Her husband’s F4 Phantom plane had been shot down over a remote mountainside in Vietnam on Aug. 29, 1969. Witnesses described a fiery crash. Capt. Jerry Zimmer, a 25-year-old pilot, was “killed in action, no body recovered,” she was told.
“Later, members of his squadron came to see me,” she said. “They said, ‘Elaine, we could have put him MIA. We didn’t want you to be waiting years for him to come back when he wasn’t going to come back.'”
Jerry Zimmer was later reclassified to MIA: missing in action. Elaine said she spent years wondering if he might still be alive.
“I thought, ‘He’s out there,’” she said. “But inside, I think there was sort of that push-pull feeling that he couldn’t have survived the crash."
Jerry Zimmer’s unknown fate is shared with more than 1,600 other Vietnam service members who remain unaccounted for. After the war ended, the U.S. government set up a command to investigate MIA cases. Since then, the remains of nearly 900 service members have been recovered, according to the National League of POW/MIA Families.
Jerry’s case, though, remained unsolved and stamped “no further pursuit.”
But for Elaine, back in the states, life went on as she raised the couple's son, Craig, who was 2 when his father was shot down. They moved across the country from Rhode Island to Tustin in Orange County. That's where she met Ron Davis, a Marine helicopter pilot just back from Vietnam.
“We met sort of accidentally, and within the next year we were married,” Elaine said.
Over the years she had another son, Brett. She also completed college and enjoyed being a wife and a stay-at-home mom. The family eventually settled in San Diego.

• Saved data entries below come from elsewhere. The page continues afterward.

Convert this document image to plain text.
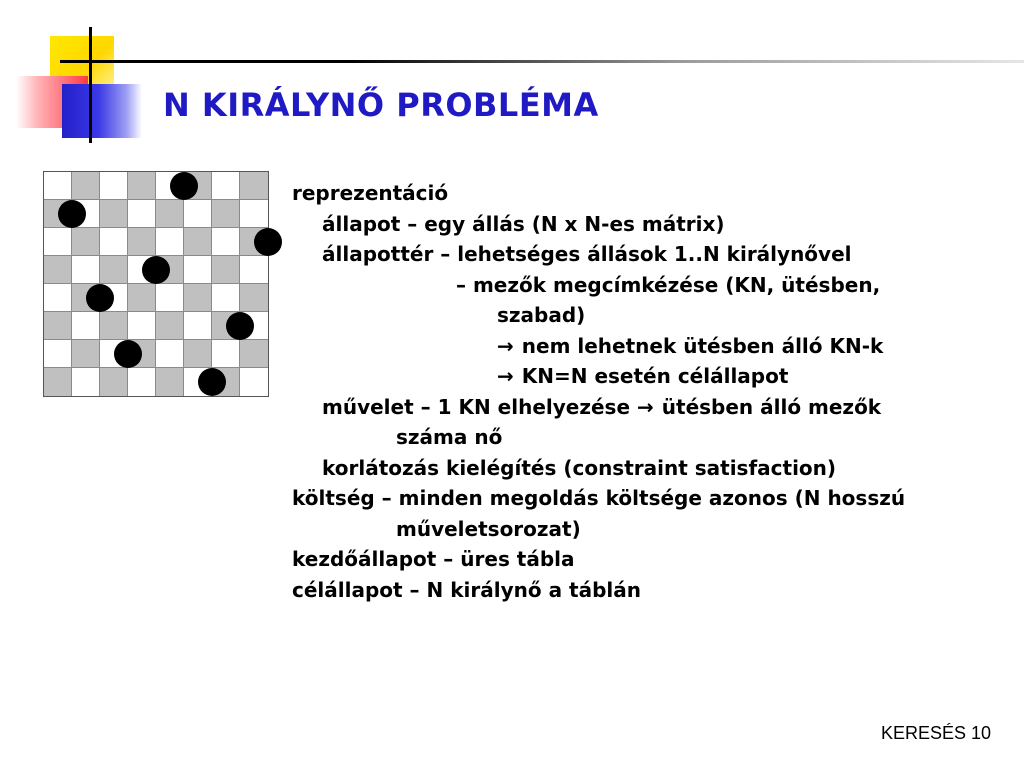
N KIRÁLYNŐ PROBLÉMA
reprezentáció
állapot – egy állás (N x N-es mátrix)
állapottér – lehetséges állások 1..N királynővel
– mezők megcímkézése (KN, ütésben,
szabad)
→ nem lehetnek ütésben álló KN-k
→ KN=N esetén célállapot
művelet – 1 KN elhelyezése → ütésben álló mezők
száma nő
korlátozás kielégítés (constraint satisfaction)
költség – minden megoldás költsége azonos (N hosszú
műveletsorozat)
kezdőállapot – üres tábla
célállapot – N királynő a táblán
KERESÉS 10
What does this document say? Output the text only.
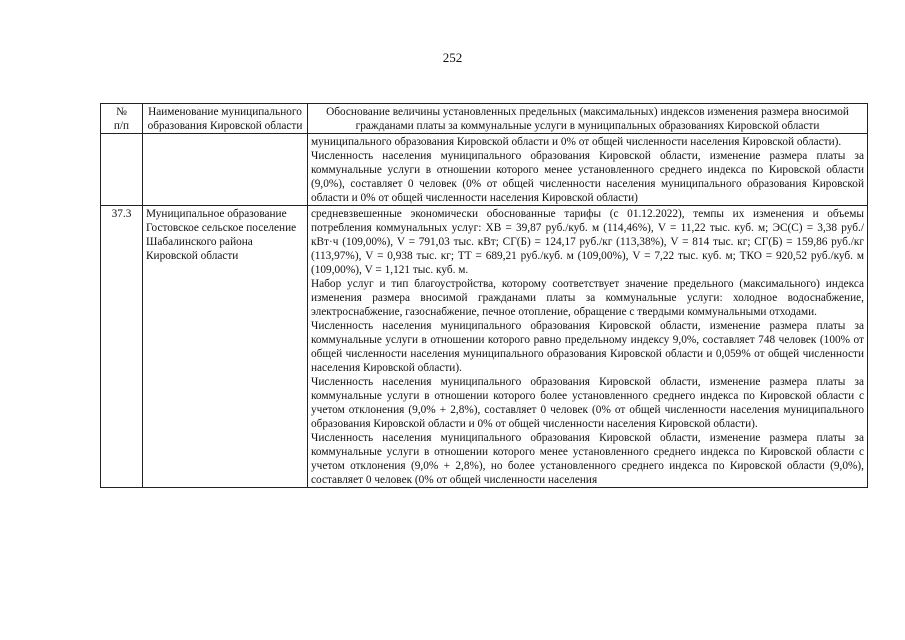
252
№
п/п	Наименование муниципального образования Кировской области	Обоснование величины установленных предельных (максимальных) индексов изменения размера вносимой гражданами платы за коммунальные услуги в муниципальных образованиях Кировской области

		муниципального образования Кировской области и 0% от общей численности населения Кировской области).

Численность населения муниципального образования Кировской области, изменение размера платы за коммунальные услуги в отношении которого менее установленного среднего индекса по Кировской области (9,0%), составляет 0 человек (0% от общей численности населения муниципального образования Кировской области и 0% от общей численности населения Кировской области)

37.3	Муниципальное образование Гостовское сельское поселение Шабалинского района Кировской области	средневзвешенные экономически обоснованные тарифы (с 01.12.2022), темпы их изменения и объемы потребления коммунальных услуг: ХВ = 39,87 руб./куб. м (114,46%), V = 11,22 тыс. куб. м; ЭС(С) = 3,38 руб./кВт·ч (109,00%), V = 791,03 тыс. кВт; СГ(Б) = 124,17 руб./кг (113,38%), V = 814 тыс. кг; СГ(Б) = 159,86 руб./кг (113,97%), V = 0,938 тыс. кг; ТТ = 689,21 руб./куб. м (109,00%), V = 7,22 тыс. куб. м; ТКО = 920,52 руб./куб. м (109,00%), V = 1,121 тыс. куб. м.

Набор услуг и тип благоустройства, которому соответствует значение предельного (максимального) индекса изменения размера вносимой гражданами платы за коммунальные услуги: холодное водоснабжение, электроснабжение, газоснабжение, печное отопление, обращение с твердыми коммунальными отходами.

Численность населения муниципального образования Кировской области, изменение размера платы за коммунальные услуги в отношении которого равно предельному индексу 9,0%, составляет 748 человек (100% от общей численности населения муниципального образования Кировской области и 0,059% от общей численности населения Кировской области).

Численность населения муниципального образования Кировской области, изменение размера платы за коммунальные услуги в отношении которого более установленного среднего индекса по Кировской области с учетом отклонения (9,0% + 2,8%), составляет 0 человек (0% от общей численности населения муниципального образования Кировской области и 0% от общей численности населения Кировской области).

Численность населения муниципального образования Кировской области, изменение размера платы за коммунальные услуги в отношении которого менее установленного среднего индекса по Кировской области с учетом отклонения (9,0% + 2,8%), но более установленного среднего индекса по Кировской области (9,0%), составляет 0 человек (0% от общей численности населения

But Elaine said a part of her remained unsettled, with no closure in the loss of her husband, Jerry.
After accompanying Ron on a business trip to Vietnam in 2004, she began a quest to find Jerry's remains.
“Maybe if I can bring home his remains, no matter when, I can feel like I did something for him,” Elaine said.
Researching and writing about the case became her full-time job.
The family delved into their own investigation, taking multiple trips to Vietnam to search for crash-site evidence and interview the locals. They trudged through rough terrain and layers of bureaucracy.
“We needed to convince the government that we had new evidence,” said Ron Davis, a former FBI agent. “That they should, in fact, reopen the case."
Ron created a three dimensional map of the crash site and put together a thorough report of the family's efforts. Finding Jerry is important to him.
“I’m a Marine and he’s a Marine, and just from the pure brotherhood of Marines, I’m very pleased to be assisting in that effort,” he said. "But also for Elaine. I know it’s very important for her."
Elaine said the U.S. government reopened Jerry's case and another excavation of the crash site is planned. Results could be complete this year.
“Right now, there is a small portion that they have nailed down as where remains and …perhaps with his body in portions of the aircraft, where they slid down the mountain," Elaine said.
Mountaineers will be required to search the 80-degree cliff. If remains are found, they will be sent to the Air Force for review and analysis, she said.
“I think having his remains come back and he’s here, I think that would do a lot for our family,” said Jerry’s son, Craig, now 47.
Craig said his mom’s search for closure has been an opening for him to learn more about his father.
“My mom pulled out this chest of letters, of mementos of all kinds of things that were 40 years in the past,” he said. “And the thing that was the most awe-inspiring was she had these tapes.”
The audio recordings are of his dad talking to him from Vietnam:
“So, it’s Daddy telling you goodbye for now, Craigy. And just behave yourself, and I’ll be seeing you pretty soon, Craigy."
Craig said his father is a hard person to live up to.
“He was a farmer, small town. He got into an Ivy League university. He became a naval aviator with the Marine Corps, he was a father, a husband, a son," Craig said. "He’s somebody that I hold in a high regard, and I think it’s a big part of who I am and who I try to be with my children as well."
Forty years after the Vietnam War concluded on April 30, 1975, Elaine said it may finally end for her.
“Maybe now he’ll come home,” she said, wiping away tears.
Jerry’s remains, if found, will be buried at Arlington National Cemetery.